FBI investigating man accused of scamming Plant City church

By Susan Taylor Martin | Tampa Bay Times

Once again, the FBI is investigating felon fraudster Victor Thomas Clavizzao.

On May 24, two agents interviewed Pastor Minnie Wright, who says Clavizzao scammed her and her Plant City church out of nearly $20,000 while he was still on probation from a mortgage fraud conviction. The agents' visit came four days after the Tampa Bay Times published a story about Wright's experience with Clavizzao and what turned out to be a phony loan company.

"They were familiar with Victor,'' Wright said of the agents, who took copies of several documents that Clavizzao had her and her husband sign. Among them: forms that bore what appeared to be their notarized signatures but that Wright said had not been notarized in their presence, as required by law.

The FBI did not return a call Thursday and typically does not comment on ongoing investigations. Wright, however, said the agents told her they have received other reports about Clavizzao's activities since his 2013 release from federal prison.

One of the agents said '"Some people are willing to talk and some are not,'" Wright recalled. "I said, 'I am, I don't want him to do what he did to us to anybody else.' He needs to be stopped."

A New York native, Clavizzao, 54, already had a record for fraud and grand theft when he began working as a loan originator in the Tampa Bay area during the real estate boom of the mid 2000s. Using "straw buyers" and false income figures, he arranged loans on at least 18 houses and condos and pocketed hundreds of thousands of dollars in loan proceeds. In 2009, he was convicted of conspiring to commit mail, wire and bank fraud, and sentenced to five years in prison followed by three years of probation.

Less than a year after he got out of prison, Clavizzao registered a fictitious name — Victor Thomas — and incorporated a company called Sunplow Capital in St. Petersburg with himself as director and Tampa lawyer Mary Elizabeth Bolint as president.

Wright said Bolint accompanied "Victor Thomas'' in 2014 when he came to Wright's New Testament Outreach Holiness Church #2 and told the congregation he could help get a $650,000 loan to build a permanent home for the church. At that time, Wright said, she paid $2,220, which she understood would be split between Clavizzao and Bolint.

During the interview with the FBI, Wright said, one agent pulled up a photo of Bolint on his phone and asked if it was the same person who had been with Clavizzao. Wright confirmed it was, but said she never saw the lawyer after the 2014 meeting.

Bolint declined to discuss her involvement with Clavizzao when a reporter called her in early May.

"I don't know anything about him. I haven't talked to him in years," she said.

After the meeting with church members, Wright gave Clavizzao a check for $9,100 that was supposed to cover appraisals and other loan-related costs. She later wrote him a $5,000 check, ostensibly as a downpayment on land where the new church would be built.

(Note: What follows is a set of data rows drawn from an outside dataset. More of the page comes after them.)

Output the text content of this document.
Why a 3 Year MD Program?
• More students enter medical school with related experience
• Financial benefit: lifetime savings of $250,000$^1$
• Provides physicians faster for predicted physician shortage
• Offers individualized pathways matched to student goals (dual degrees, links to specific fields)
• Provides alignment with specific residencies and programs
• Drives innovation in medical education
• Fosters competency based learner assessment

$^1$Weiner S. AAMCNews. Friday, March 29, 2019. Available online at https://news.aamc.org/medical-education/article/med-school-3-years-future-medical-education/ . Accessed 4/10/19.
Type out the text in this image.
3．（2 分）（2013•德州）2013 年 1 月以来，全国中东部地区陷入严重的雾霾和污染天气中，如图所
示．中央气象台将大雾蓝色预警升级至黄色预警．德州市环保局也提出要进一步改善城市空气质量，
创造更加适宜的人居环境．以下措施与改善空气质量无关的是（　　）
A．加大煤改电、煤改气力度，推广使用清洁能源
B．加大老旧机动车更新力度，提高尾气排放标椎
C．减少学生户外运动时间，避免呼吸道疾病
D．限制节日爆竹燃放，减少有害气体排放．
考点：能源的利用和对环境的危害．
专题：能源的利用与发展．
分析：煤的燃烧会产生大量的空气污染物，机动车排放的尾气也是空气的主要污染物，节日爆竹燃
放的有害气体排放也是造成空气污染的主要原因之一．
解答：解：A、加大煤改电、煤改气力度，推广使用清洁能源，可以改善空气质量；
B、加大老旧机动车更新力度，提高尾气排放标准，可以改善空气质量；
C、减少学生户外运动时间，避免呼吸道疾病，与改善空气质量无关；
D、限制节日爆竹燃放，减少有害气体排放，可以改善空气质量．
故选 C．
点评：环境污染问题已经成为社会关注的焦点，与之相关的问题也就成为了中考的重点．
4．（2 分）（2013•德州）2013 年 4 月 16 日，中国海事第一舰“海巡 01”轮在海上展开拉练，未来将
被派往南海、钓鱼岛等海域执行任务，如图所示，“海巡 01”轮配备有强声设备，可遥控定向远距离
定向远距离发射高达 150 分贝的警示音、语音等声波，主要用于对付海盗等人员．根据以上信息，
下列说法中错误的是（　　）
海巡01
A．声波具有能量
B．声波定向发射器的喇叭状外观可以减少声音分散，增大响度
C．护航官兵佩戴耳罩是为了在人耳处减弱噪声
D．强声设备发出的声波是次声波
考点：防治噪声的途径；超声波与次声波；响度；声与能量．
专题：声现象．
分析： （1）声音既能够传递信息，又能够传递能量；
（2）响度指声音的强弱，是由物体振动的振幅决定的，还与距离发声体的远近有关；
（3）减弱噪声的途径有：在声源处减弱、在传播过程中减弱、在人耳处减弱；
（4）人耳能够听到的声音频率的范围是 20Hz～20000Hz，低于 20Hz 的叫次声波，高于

It was not until 2015, when Clavizzao stopped answering calls, that the Wrights realized who he was and that none of the money had gone for the intended purposes. The loan never materialized; the New York loan company Clavizzao claimed to work with did not exist.

As a result of widespread loan fraud during the last housing boom, Florida passed a law requiring people who "solicit or accept" loan applications to be licensed. Clavizzao, who also incorporated a St. Petersburg- based company called Key Business Loans, does not have a license nor would he be able to get one because of his criminal record.

Wright said the FBI agents took copies of the loan proposal, cancelled checks and forms on which she and her husband put down personal financial information. She was startled when the agents pointed out that some of the forms had been notarized.

Except in rare cases, the signer of a document must be physically present before a notary. She told the agents that no notary was present when she and her husband signed.

"That caught their attention," she said.

Clavizzao, who lives in Palm Coast, did not return a call for comment May 25. Corporate records show that he is a vice president of a newly incorporated company: Crestar Florida in Lake Mary.